If you don’t have a lot of machine learning experience, I recommend using Keras, or Tensorflow 2, which includes Keras, to build this out. Once you’ve trained your model, it can be integrated into the rest of your system. For example, if you have a server-side API that produces a list of the next articles to show the user, you can call your trained model here.
Pros and Cons
We can only assume that recommendation algorithms will continue to be commonplace as more advancements are made in machine learning. But there is controversy over these systems and how they use our data. I believe there is more potential for good use of this technology than bad, but it never hurts to understand it better.
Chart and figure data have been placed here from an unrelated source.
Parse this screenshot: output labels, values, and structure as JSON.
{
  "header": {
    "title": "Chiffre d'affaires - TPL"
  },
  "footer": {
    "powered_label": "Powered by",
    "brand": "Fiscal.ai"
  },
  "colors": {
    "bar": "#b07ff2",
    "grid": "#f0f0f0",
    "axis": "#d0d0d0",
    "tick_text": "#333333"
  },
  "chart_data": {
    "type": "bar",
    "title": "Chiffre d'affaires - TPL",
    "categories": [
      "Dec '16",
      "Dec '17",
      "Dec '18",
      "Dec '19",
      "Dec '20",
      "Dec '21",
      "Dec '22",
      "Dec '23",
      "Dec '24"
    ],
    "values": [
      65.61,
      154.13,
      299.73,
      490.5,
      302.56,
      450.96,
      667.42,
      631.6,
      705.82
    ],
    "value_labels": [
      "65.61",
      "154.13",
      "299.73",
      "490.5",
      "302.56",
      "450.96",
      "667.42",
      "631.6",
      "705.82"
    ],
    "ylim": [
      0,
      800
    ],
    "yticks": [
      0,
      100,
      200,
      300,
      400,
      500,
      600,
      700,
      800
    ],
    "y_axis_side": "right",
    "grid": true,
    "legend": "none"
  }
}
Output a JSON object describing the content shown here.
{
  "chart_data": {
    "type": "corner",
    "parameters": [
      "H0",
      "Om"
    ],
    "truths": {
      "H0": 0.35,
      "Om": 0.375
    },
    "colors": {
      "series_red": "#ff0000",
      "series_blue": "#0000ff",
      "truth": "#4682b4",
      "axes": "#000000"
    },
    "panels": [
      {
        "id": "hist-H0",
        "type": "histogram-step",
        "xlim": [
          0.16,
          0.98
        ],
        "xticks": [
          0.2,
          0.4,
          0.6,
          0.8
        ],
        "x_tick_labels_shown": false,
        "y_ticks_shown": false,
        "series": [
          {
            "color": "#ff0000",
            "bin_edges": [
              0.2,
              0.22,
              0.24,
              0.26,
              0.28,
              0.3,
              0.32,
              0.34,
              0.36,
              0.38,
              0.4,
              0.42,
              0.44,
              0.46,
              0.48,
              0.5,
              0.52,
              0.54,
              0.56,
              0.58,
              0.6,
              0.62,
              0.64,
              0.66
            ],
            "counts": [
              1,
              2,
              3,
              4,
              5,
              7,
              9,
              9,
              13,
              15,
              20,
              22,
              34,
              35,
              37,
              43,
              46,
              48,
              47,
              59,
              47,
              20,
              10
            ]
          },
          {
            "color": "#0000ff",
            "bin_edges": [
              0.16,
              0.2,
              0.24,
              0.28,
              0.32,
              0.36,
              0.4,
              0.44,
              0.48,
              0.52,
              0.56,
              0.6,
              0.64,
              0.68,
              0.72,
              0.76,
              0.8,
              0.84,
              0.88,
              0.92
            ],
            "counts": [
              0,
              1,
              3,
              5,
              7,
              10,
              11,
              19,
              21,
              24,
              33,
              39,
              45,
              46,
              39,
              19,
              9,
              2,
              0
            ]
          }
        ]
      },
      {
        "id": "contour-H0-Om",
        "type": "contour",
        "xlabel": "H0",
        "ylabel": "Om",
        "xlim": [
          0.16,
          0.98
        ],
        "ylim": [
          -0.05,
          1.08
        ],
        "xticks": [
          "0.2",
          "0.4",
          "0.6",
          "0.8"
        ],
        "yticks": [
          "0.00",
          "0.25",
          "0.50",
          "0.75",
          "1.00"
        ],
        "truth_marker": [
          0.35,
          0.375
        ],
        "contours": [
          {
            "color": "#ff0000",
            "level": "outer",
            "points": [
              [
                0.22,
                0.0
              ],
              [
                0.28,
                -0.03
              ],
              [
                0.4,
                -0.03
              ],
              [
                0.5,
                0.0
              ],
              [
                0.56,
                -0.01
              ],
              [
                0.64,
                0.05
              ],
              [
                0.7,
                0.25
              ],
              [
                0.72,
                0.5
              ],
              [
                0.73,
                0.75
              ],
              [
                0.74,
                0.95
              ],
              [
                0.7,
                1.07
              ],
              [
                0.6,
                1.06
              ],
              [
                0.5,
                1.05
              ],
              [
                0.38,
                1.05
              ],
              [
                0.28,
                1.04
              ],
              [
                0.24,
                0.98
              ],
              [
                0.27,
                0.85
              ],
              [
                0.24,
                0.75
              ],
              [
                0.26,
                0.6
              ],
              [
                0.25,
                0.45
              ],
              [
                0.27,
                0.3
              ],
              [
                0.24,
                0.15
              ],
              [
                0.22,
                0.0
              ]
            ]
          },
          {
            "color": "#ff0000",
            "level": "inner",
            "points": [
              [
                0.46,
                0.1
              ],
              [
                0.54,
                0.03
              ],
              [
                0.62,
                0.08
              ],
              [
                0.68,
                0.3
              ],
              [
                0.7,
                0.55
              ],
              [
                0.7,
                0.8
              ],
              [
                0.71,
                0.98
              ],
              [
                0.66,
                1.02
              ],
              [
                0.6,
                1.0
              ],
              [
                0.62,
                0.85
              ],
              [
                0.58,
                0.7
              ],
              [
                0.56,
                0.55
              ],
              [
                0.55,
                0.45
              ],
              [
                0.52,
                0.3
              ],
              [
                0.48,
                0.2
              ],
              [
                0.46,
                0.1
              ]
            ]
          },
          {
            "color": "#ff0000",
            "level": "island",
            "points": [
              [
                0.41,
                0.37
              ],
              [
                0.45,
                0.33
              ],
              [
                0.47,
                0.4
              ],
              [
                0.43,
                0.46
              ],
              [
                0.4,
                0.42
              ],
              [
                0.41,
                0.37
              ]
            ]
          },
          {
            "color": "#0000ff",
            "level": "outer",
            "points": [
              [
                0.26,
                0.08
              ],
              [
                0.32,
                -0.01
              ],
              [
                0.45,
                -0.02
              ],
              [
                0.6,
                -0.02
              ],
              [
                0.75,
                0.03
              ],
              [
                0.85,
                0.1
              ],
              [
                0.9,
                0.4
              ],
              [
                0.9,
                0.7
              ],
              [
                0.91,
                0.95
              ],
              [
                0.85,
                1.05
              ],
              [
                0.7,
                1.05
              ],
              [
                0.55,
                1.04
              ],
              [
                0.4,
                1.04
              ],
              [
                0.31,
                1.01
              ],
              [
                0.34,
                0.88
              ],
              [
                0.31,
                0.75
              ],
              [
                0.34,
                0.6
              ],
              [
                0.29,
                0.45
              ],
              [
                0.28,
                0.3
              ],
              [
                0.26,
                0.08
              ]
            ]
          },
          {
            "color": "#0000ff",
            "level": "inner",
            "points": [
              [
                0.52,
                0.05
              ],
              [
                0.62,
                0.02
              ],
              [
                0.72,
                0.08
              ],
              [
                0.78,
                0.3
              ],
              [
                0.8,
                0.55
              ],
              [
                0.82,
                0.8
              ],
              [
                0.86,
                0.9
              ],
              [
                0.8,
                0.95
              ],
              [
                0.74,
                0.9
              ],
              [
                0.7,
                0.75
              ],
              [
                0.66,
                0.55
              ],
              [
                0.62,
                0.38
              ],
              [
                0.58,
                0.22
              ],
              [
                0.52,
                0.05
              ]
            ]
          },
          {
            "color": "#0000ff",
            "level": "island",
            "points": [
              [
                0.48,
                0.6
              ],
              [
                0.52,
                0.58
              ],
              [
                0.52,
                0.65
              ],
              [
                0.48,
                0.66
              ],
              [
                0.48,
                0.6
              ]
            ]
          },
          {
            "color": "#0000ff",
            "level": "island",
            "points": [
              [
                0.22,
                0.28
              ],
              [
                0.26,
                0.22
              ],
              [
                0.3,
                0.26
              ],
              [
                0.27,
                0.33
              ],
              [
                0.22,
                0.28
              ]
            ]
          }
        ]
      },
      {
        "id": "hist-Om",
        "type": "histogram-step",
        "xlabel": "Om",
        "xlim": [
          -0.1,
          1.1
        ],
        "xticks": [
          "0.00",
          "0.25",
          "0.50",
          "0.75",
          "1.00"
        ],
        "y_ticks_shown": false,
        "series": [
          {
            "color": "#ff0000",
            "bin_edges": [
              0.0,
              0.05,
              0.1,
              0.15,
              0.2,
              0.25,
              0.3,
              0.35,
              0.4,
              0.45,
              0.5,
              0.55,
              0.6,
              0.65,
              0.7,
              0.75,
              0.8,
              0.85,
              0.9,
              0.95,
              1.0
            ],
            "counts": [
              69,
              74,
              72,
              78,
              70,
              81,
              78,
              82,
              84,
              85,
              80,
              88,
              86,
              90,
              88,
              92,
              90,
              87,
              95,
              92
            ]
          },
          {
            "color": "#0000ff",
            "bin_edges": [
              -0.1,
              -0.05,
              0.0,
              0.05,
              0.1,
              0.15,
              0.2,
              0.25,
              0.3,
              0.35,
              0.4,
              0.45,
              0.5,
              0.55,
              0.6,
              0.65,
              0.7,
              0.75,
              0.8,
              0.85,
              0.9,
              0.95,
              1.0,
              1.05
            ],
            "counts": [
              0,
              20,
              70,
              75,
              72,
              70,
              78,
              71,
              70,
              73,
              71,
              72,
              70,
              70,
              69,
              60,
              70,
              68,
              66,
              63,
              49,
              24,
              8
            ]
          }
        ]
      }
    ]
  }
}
Let’s look at some of the benefits:
- Discoverability – When content is more tailored to individual users, a lot of niche content, which is usually drowned out by celebrities and bigger accounts on other apps, can actually make its way to the users who they will most likely resonate with.
- Increased user engagement – This can be either a good thing or a bad thing, depending on who you ask. In my opinion, if this technology is applied to things like article recommendation systems on blogs or newsletter, it would improve reader satisfaction. This could also be good for creators, as a more engaged audience will help generate more revenue.
And some of the cons:
- Increased user engagement can also be bad. It’s already kind of a stereotype that our generation is “glued to our phones,” and not without reason. Every major app nowadays is literally engineered to keeping us staring at a screen for as long as possible. You have to wonder – where will that trend lead us? Nobody knows the answer right now, but I wouldn’t be surprised if within the next few years, the public started to backlash against this.
- We should also think carefully about the implications of data collection like this. Big tech companies use highly-personal data, like age and location, just to show us 15-second videos of cats. Is that really necessary? Along with concerns about data collection come concerns about privacy, and also manipulation of algorithms. We’ve all heard about the Cambridge Analytica scandal, and I’m sure you’ve noticed how when you start talking about a brand, you suddenly start getting ads for their products. I think this problem will continue to get worse, but I’d love to hear your thoughts about this in the comments.